Relationships found by dredging data might appear valid within the test set but they have no statistical signific ance in the wider population. It has become very popular since the advent of very large databases and the use of relational database technology.

We should note that data dredging can sometimes be a valid way of finding a possible hypothesis. But such a hypothesis must then be tested with data not in the original dredged dataset. It is misused when a hypothesis is stated as a fact without further validation and is only tested using data that actually originated the hypothesis in the first place .

Data dredging occurs when researchers browse data looking for relationships rather than forming a hypothesis before looking at the data. Another example is when subsets of data are deliberately chosen to create the illusion of significant patterns in deliberately narrowed down data sets.

In data dredging, large compilations of data are examined to find a correlation, without any pre-defined choice of a hypothesis to be tested. Since the required confidence interval to establish a relationship between two parameters is usually chosen to be 95% (meaning that there is a 95% chance that the relationship observed is not due to random chance), there is a thus a 5% chance of finding a correlation between any two sets of completely random variables.

Because data dredging exercises typically examine large datasets with many variables, it is almost certain that apparently statistically significant results will be found somewhere in the data, even though they are entirely spurious and coincidental.

This technique can be used in any field, but it is most often used in medical and other scientific research and the financial environment where interested parties fish the data for apparently interesting correlations and relationships.

For example, suppose that observers note that a particular town appears to have a cluster of cancers in their area , but the observers lack a firm hypothesis as to why this is . The researchers have access to a large amount of demographic data about the town and area, containing measurements for the area of hundreds of different mostly uncorrelated variables. Even if all these variables are independent of the cancer incidence rate, it is highly likely that at least one variable correlates significantly with the cancer rate. Whilst this may suggest a hypothesis, further testing using the same variables but with data from different locations is needed to confirm the hypothesis.

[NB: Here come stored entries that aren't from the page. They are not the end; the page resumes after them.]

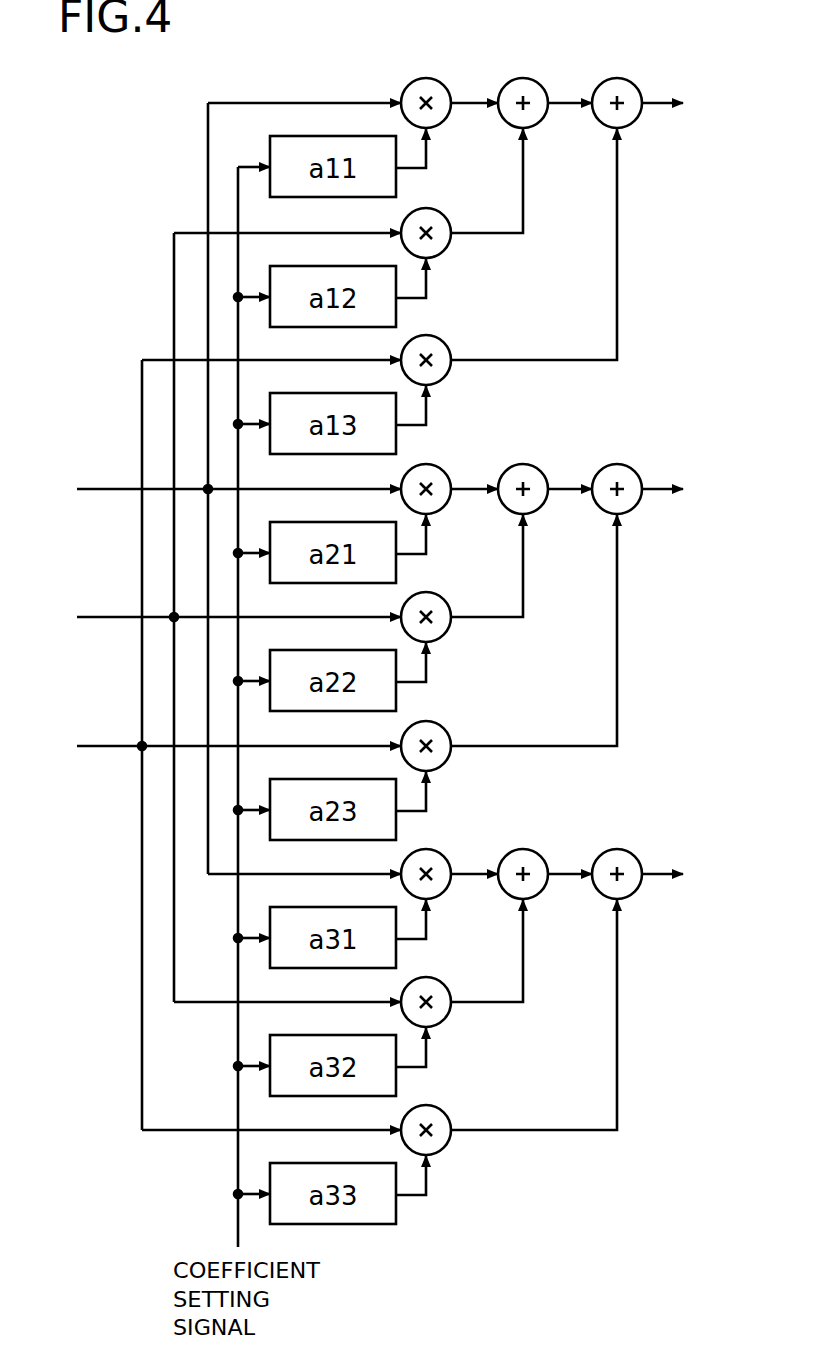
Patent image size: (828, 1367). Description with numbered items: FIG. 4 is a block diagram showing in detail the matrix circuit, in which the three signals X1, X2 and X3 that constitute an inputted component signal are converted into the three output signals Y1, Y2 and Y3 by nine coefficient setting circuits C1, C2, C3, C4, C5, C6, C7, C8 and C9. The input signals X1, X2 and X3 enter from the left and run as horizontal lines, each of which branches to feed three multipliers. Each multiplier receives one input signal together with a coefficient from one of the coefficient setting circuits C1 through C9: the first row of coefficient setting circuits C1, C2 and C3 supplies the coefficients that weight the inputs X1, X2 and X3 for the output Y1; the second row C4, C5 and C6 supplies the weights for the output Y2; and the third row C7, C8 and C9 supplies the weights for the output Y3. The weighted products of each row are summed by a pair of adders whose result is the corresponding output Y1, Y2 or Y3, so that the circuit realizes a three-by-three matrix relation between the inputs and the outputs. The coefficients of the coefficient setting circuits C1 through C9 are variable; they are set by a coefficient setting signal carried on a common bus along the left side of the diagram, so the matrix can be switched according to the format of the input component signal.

The coefficient setting circuit C1 is at (396, 173).
The coefficient setting circuit C2 is at (396, 303).
The coefficient setting circuit C3 is at (396, 430).
The coefficient setting circuit C4 is at (396, 559).
The coefficient setting circuit C5 is at (396, 687).
The coefficient setting circuit C6 is at (396, 816).
The coefficient setting circuit C7 is at (396, 944).
The coefficient setting circuit C8 is at (396, 1072).
The coefficient setting circuit C9 is at (396, 1200).
The input signal X1 is at (218, 488).
The input signal X2 is at (218, 617).
The input signal X3 is at (218, 745).
The output signal Y1 is at (682, 103).
The output signal Y2 is at (682, 489).
The output signal Y3 is at (682, 874).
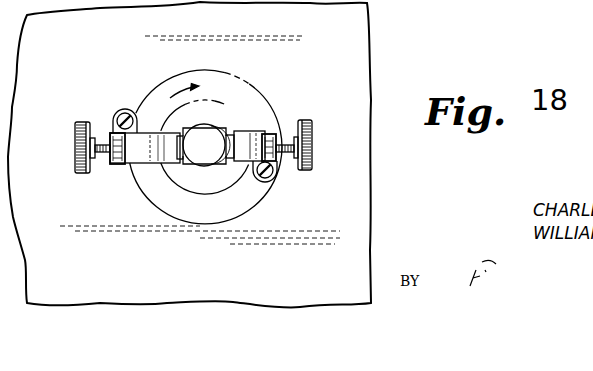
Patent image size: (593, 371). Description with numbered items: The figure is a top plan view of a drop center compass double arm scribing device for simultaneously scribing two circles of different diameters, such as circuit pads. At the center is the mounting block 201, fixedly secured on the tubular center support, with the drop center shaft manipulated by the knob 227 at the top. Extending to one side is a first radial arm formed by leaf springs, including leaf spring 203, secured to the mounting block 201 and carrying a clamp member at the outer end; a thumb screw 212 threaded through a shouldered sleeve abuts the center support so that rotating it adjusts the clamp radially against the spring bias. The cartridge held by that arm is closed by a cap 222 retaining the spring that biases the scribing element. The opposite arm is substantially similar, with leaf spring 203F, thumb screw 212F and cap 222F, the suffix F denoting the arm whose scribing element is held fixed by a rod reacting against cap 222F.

The mounting block 201 is at (225, 128).
The leaf spring 203 is at (141, 156).
The leaf spring 203F is at (258, 132).
The thumb screw 212 is at (77, 136).
The thumb screw 212F is at (310, 138).
The cap 222 is at (124, 112).
The cap 222F is at (262, 180).
The knob 227 is at (207, 156).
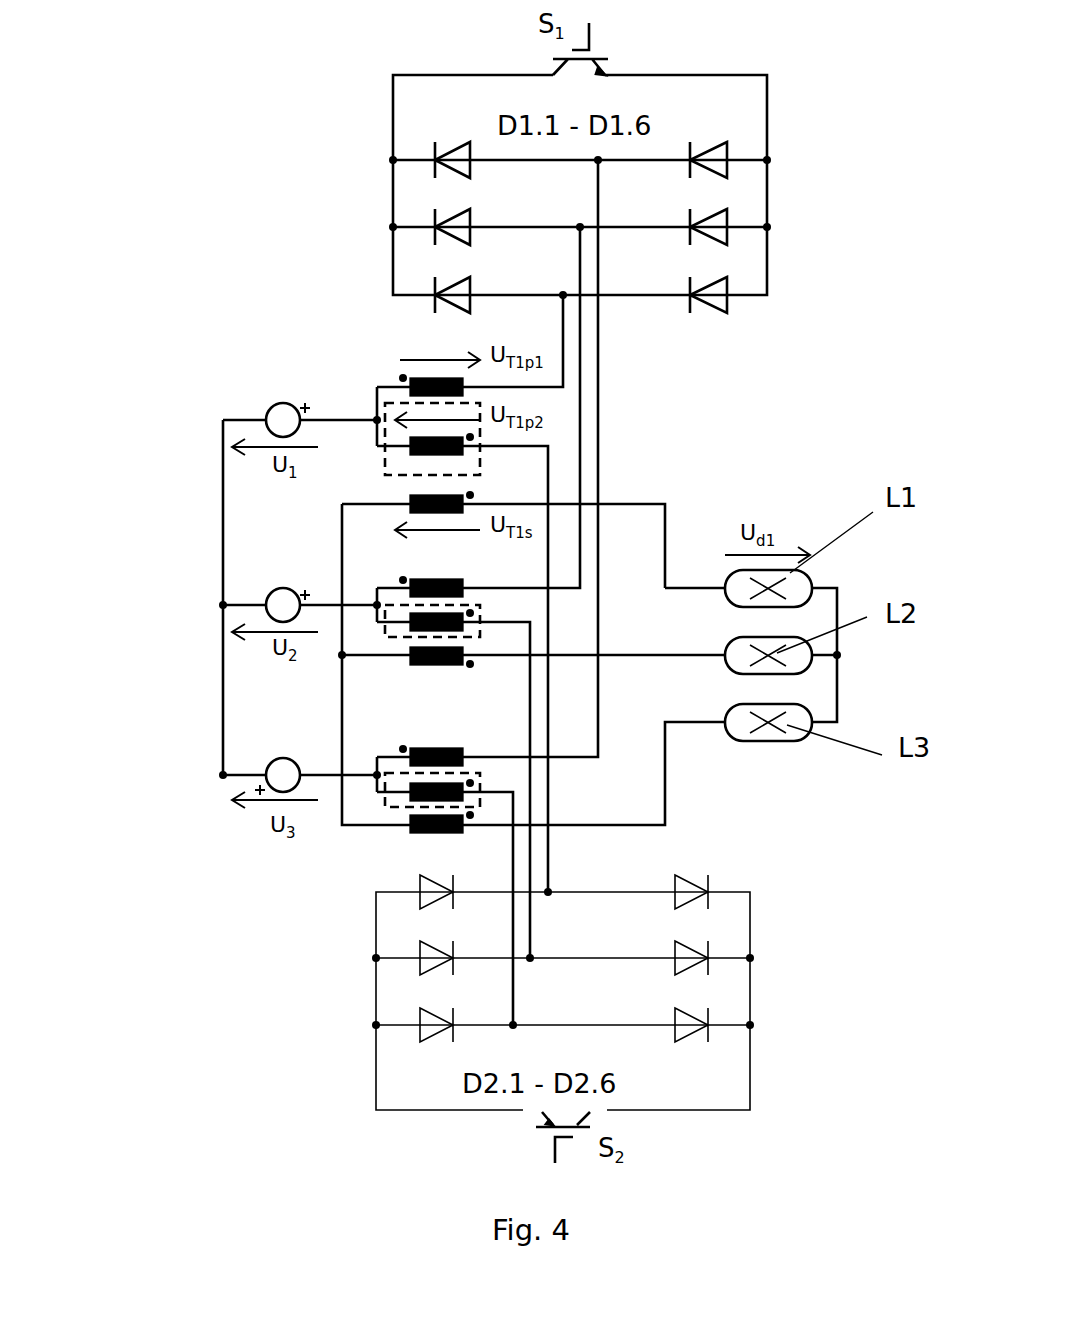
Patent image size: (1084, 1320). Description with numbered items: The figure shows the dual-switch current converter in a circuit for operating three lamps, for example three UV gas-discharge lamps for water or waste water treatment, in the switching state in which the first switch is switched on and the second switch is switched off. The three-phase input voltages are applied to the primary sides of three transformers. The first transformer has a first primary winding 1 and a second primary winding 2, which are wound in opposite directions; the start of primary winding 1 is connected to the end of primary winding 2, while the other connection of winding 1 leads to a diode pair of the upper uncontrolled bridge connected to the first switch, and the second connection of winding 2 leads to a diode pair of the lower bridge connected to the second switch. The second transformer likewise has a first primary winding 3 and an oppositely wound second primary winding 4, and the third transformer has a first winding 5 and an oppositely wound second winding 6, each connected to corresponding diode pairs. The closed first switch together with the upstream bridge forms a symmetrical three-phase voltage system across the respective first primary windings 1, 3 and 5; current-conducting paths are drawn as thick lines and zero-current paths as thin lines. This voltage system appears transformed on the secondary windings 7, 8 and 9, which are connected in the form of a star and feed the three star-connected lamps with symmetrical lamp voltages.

The first primary winding 1 is at (403, 378).
The second primary winding 2 is at (407, 443).
The first primary winding 3 is at (442, 583).
The second primary winding 4 is at (407, 615).
The first winding 5 is at (467, 760).
The second winding 6 is at (407, 790).
The secondary winding 7 is at (407, 504).
The secondary winding 8 is at (407, 655).
The secondary winding 9 is at (407, 823).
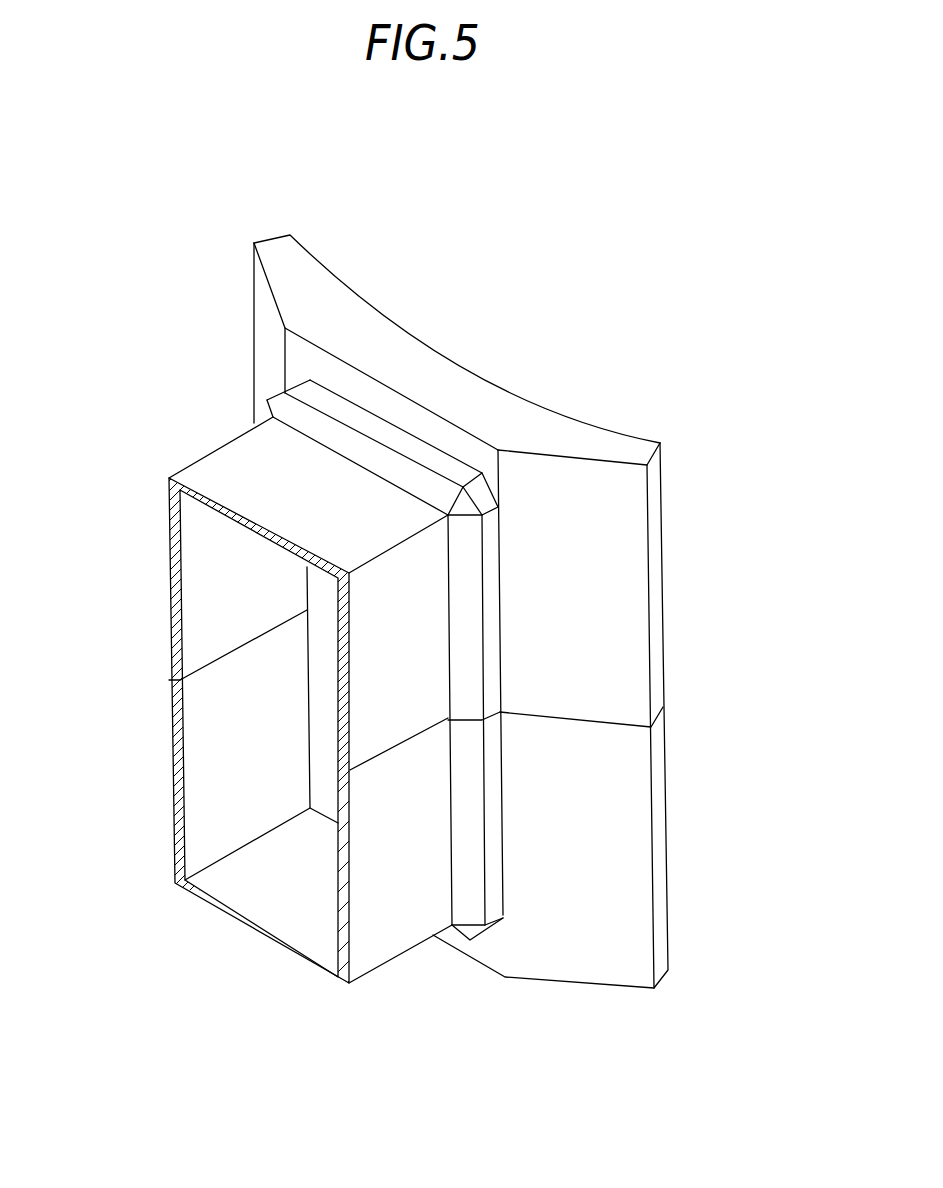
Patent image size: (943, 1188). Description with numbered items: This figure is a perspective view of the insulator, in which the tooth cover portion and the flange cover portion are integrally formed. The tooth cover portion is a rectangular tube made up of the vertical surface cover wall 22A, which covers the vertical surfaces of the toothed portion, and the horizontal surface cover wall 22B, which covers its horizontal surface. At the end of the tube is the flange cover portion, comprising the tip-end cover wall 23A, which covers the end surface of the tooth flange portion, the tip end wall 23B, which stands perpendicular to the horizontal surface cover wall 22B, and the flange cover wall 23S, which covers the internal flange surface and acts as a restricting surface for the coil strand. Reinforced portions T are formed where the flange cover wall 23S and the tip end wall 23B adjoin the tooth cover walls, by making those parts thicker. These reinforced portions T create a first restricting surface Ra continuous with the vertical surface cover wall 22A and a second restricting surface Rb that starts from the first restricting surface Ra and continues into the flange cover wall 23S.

The vertical surface cover wall 22A is at (168, 583).
The horizontal surface cover wall 22B is at (220, 470).
The tip-end cover wall 23A is at (490, 407).
The tip end wall 23B is at (395, 410).
The flange cover wall 23S is at (615, 548).
The first restricting surface Ra is at (293, 407).
The second restricting surface Rb is at (313, 390).
The reinforced portion T is at (397, 463).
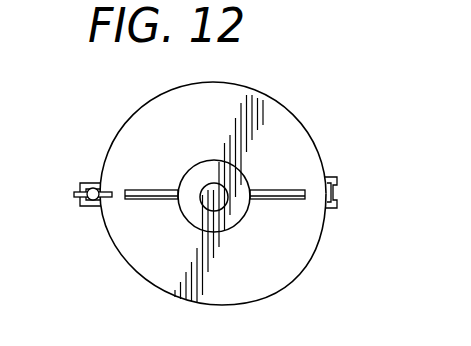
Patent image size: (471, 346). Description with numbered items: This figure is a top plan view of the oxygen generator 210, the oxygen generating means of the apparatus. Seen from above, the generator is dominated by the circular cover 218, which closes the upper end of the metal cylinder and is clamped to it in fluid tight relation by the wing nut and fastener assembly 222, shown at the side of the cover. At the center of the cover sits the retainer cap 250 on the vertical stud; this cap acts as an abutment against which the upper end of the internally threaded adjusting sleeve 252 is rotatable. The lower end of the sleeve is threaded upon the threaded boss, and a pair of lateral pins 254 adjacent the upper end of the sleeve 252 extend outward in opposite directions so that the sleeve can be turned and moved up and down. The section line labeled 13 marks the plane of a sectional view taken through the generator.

The section line 13- 13 is at (72, 195).
The oxygen generator 210 is at (296, 115).
The cover 218 is at (250, 288).
The wing nut and fastener assembly 222 is at (90, 208).
The retainer cap 250 is at (208, 212).
The adjusting sleeve 252 is at (238, 209).
The lateral pins 254 is at (152, 190).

1.1 Traditional scientific methodology: For the lay reader it is important to understand the methodology used in conventional scientific research and how this provides safeguards against manipulative interference.

Conventional scientific method calls for a researcher to formulate a hypothesis, collect relevant data, use some method of statistical analysis to establish some form of correlation and then carry out a statistical significance test to see whether the results could be due to the effects of chance (the so-called null hypothesis). The results are then compared to the hypothesis to prove or disprove its truth.

A vital issue in proper statistical analysis is to test a hypothesis with data that was not used in constructing the hypothesis. This is central to the integrity of a scientific process , because every data set contains some patterns which are due entirely to chance.

If a hypothesis is not tested with a different dataset from the original study population then it is impossible to determine if the patterns found are chance patterns or whether they have some real significance. If we toss a coin 11 times and get heads 5 times and tails 6 times we could conclude a hypothesis that the coin favours tails between 6/11 - 7/11. However, testing this theory on the same data set will only confirm the theory and such confirmation will have no meaning. The statistical significance of the theory needs to be tested on a completely new , fresh dataset, using a new set of coin tossing results.